In recent years there has been a clear increase in the number of festivals and events taking place across the world, although it is problematic to put an exact figure to this. They certainly have their significance for local communities but are also conceived and staged with the aim of attracting external audiences and particularly, valued tourist markets. Alongside with the growth in the number of festivals, there has also been a general increase in the degree of professionalism in the occupations that are linked with festival planning, management, organization and operations reflecting their social, political and their economic roles. Heightened professionalism in the realm of cultural festivals and events indicates a more or less common recognition that festivals do make important contributions to tourism and economic development strategies, as well as providing a vehicle for community participation in regeneration programmes, a hightened sense of civic pride and an improved place of image.
This book aims to contribute towards the development of more critical perspectives in its collection of chapters that explore a number of issues regarding the relationships between festivals and tourism. The chapters collected here also suggest some new research directions for the study of festivals and tourism.
The introductory part of the book suggests some definitions of festivals, their categorization and explores their role for local involvement as well as for tourists. It focuses on audiences, motivations, behaviour and marketing and explains aspects of operational management of festivals. Also, it points out that festivals and events are political matters and can be conceived of as being part of the 'new' political economy of partnerships in urban and local governance that has emerged since 1980s. Major cultural celebrations can have significant and positive influences on physical developments, as well as more intangible considerations such as improved images of host cities, quality of life, community participation and civic pride. Therefore, festivals can be a major element to regeneration processes in host destinations.

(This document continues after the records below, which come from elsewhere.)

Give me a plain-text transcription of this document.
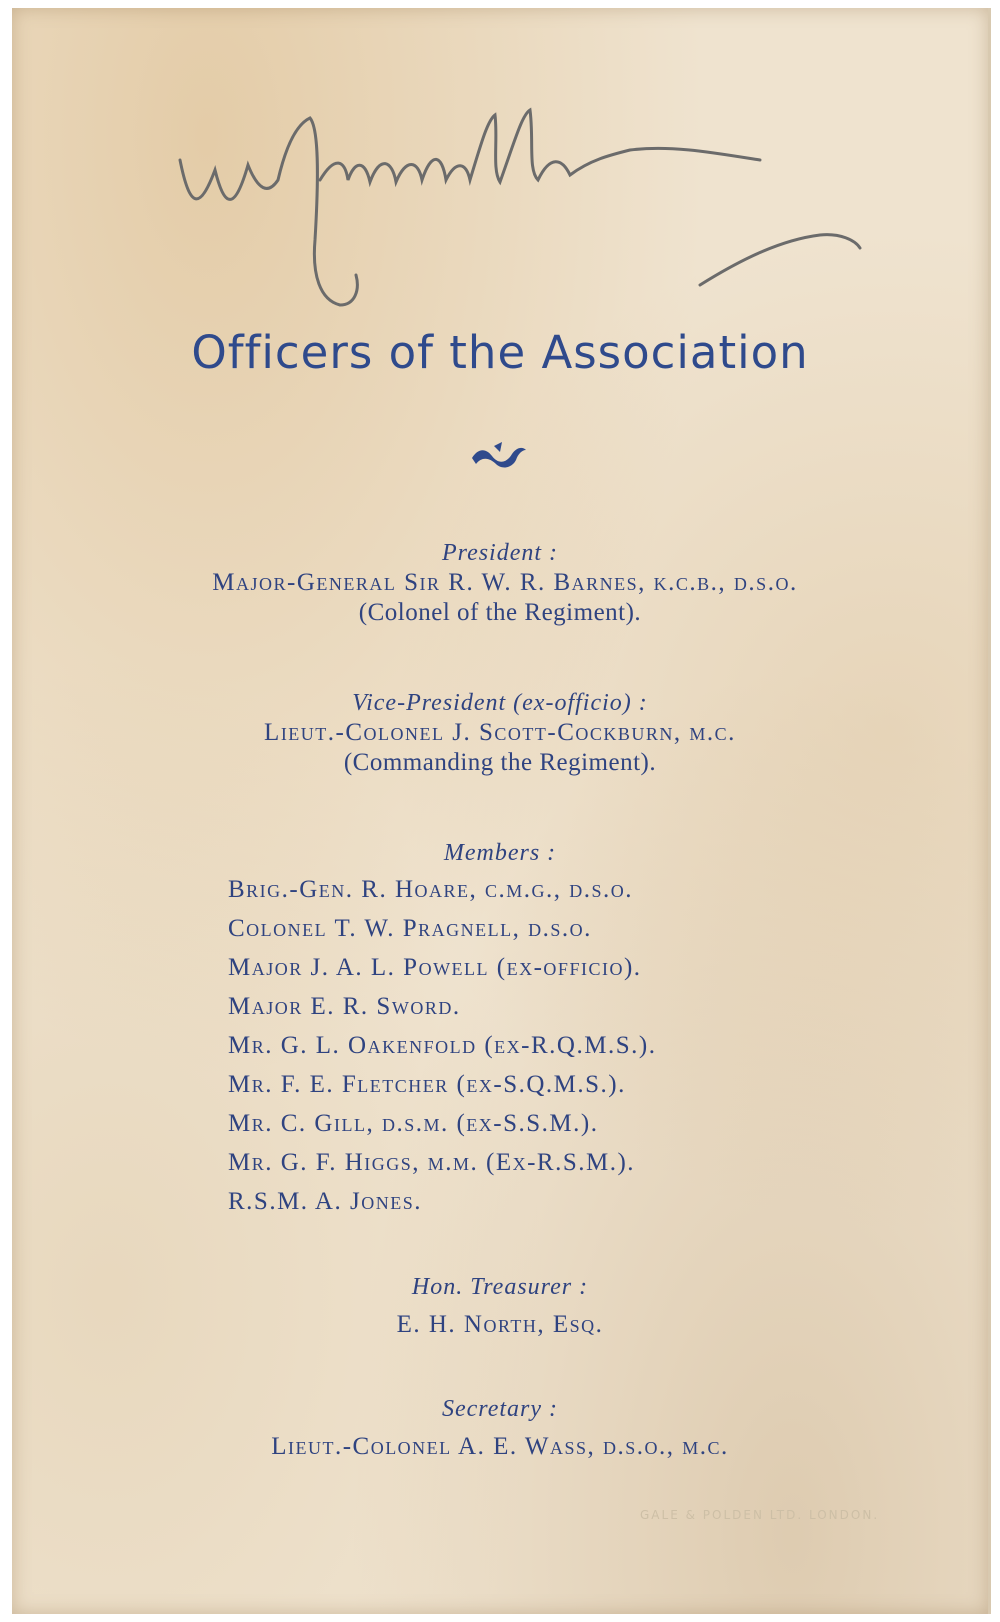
Officers of the Association
President :
Major-General Sir R. W. R. Barnes, k.c.b., d.s.o.
(Colonel of the Regiment).
Vice-President (ex-officio) :
Lieut.-Colonel J. Scott-Cockburn, m.c.
(Commanding the Regiment).
Members :
Brig.-Gen. R. Hoare, c.m.g., d.s.o.
Colonel T. W. Pragnell, d.s.o.
Major J. A. L. Powell (ex-officio).
Major E. R. Sword.
Mr. G. L. Oakenfold (ex-R.Q.M.S.).
Mr. F. E. Fletcher (ex-S.Q.M.S.).
Mr. C. Gill, d.s.m. (ex-S.S.M.).
Mr. G. F. Higgs, m.m. (Ex-R.S.M.).
R.S.M. A. Jones.
Hon. Treasurer :
E. H. North, Esq.
Secretary :
Lieut.-Colonel A. E. Wass, d.s.o., m.c.
GALE & POLDEN LTD. LONDON.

The book is divided in three major sections: Section 1 dealing with marketing and markets; Section 2 with planning, management and operations, and Section 3 with impacts and evaluations, although there are inevitable overlaps between all sections.
The first chapter under Section 1 explores the performing arts as an important dimension of festivals. Important linkages between the performing arts sector, cultural and tourism are developed in the chapter. The focus has been put on research undertaken in Australia and the Melbourne area in particular to highlight the need to define and research target markets in a structured and meaningful way. Through such a process, the author argues, the performing arts sector, in the context of cultural festivals and events, can harness significant potential from tourism by building new audiences.
Chapter 2 understands tourists as an important sector of festival audiences and investigates motivations of visitors attending the largest folk festival in Europe – the Sidmouth International Festival. In seeking to understand motivations and behaviour, the researcher is drawn into the realm of social psychology to inform methods of approach and the conceptual frameworks for subsequent analysis.
2000 Science Festival held in Daejeon, South Korean is the focus of the following chapter which articulates the need for strategic planning and develops a seven stage model based upon an analysis of the mentioned festival.
Chapter 4 reminds us that apparently practicable and 'orthodox' ways to market and plan festivals and events should be open to reflection and challenge. Standard approaches to segmenting the market by difference overlook the realities that festival visitors are bound by the commonalities of their senses and sensibilities as well; therefore, a selective approach should be applied rather than an inclusive one.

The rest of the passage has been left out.